Members of an influential farming group lobbied Iowa lawmakers on Wednesday to approve a fuel tax increase to pay for road improvements.
Iowa Farm Bureau President Craig Hill said 200 members of his organization were in the state Capitol talking to legislators. Hill appeared at a news conference where a national transportation research group released a report detailing weaknesses with Iowa's bridges and roads.
Continue Reading Below
"We're waiting for their decision," Hill said. "We're working hard to get there. But I don't have a level of confidence that I'm ready to celebrate yet."
Lawmakers in the state House and Senate are reviewing bills that would hike the state fuel tax by 10 cents a gallon to pay for roads, which would provide about $215 million annually for the state's network of bridges and roads. A Senate committee approved a bill Tuesday and a House committee endorsed it Wednesday. The legislation will get another committee-level review in each chamber before a full vote.

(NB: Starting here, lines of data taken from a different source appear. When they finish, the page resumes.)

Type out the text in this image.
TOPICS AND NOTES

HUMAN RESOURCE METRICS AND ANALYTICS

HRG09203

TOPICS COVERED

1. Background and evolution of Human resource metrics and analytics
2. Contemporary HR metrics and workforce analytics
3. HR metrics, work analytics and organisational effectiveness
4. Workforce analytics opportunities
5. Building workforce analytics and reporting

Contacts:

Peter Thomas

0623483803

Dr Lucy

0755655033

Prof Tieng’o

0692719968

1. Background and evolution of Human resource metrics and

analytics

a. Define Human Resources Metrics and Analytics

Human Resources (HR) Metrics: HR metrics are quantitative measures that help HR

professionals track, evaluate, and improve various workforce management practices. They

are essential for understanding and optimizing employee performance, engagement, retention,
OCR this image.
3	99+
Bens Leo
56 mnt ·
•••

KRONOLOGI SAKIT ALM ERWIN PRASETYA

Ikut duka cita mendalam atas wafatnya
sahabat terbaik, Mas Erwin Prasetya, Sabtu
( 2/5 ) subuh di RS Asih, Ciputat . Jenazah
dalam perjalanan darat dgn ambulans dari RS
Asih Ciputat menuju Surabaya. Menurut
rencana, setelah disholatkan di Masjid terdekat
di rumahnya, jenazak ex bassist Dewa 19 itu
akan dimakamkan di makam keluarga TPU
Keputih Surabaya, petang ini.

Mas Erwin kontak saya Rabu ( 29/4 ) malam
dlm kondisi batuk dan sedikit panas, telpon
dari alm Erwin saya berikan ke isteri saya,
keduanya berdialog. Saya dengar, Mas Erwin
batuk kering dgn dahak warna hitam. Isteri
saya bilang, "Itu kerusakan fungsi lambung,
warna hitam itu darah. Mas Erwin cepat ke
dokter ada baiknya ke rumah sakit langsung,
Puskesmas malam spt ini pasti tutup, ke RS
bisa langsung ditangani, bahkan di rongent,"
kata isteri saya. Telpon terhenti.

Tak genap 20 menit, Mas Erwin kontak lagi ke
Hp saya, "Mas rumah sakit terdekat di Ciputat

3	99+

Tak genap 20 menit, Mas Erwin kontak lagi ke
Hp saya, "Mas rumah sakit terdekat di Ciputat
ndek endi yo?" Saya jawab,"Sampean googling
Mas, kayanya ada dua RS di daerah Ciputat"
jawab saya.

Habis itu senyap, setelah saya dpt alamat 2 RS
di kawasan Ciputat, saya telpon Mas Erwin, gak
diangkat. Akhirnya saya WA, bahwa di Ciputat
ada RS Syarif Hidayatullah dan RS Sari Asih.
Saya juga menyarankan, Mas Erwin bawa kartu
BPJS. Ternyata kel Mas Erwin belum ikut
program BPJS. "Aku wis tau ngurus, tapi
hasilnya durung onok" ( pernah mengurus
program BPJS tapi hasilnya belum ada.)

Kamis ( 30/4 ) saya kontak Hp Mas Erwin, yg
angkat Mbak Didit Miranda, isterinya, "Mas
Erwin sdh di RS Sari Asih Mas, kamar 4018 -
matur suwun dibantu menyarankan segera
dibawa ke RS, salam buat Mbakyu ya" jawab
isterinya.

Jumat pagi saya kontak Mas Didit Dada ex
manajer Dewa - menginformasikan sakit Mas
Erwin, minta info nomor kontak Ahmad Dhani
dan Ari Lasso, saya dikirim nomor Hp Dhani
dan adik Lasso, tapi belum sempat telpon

Similar proposals have failed to advance in past years, but Gov. Terry Branstad and legislative leaders have been vocal this year about raising money for infrastructure. Still, some lawmakers from both parties have reservations about a tax increase.
"I certainly understand the need and the critical shortfall we have. But I think this bill doesn't address the long-term issue," Sen. Chris Brase, a Democrat from Muscatine, said Tuesday.
Organizations advocating for construction companies and truck drivers are backing the legislation. But anti-tax groups and an organization speaking on behalf of truck stops have questioned the plan.
Iowa's fuel tax is now 22 cents per gallon for gasoline, including fees. Diesel fuel has a slightly higher tax and ethanol blends are a bit lower. The tax hasn't been raised since 1989.
The new report from TRIP — a research group funded largely by businesses with interest in transportation — says 27 percent of Iowa's urban roads and highways are in poor condition and that 21 percent of Iowa's bridges are structurally deficient. The report, which uses federal data, does not propose a solution, but says more funding is needed to preserve the state transportation system.
"Without additional funding at the local, state and federal level, Iowa's system will continue to deteriorate," said Carolyn Kelly, the group's associate director of research and communication.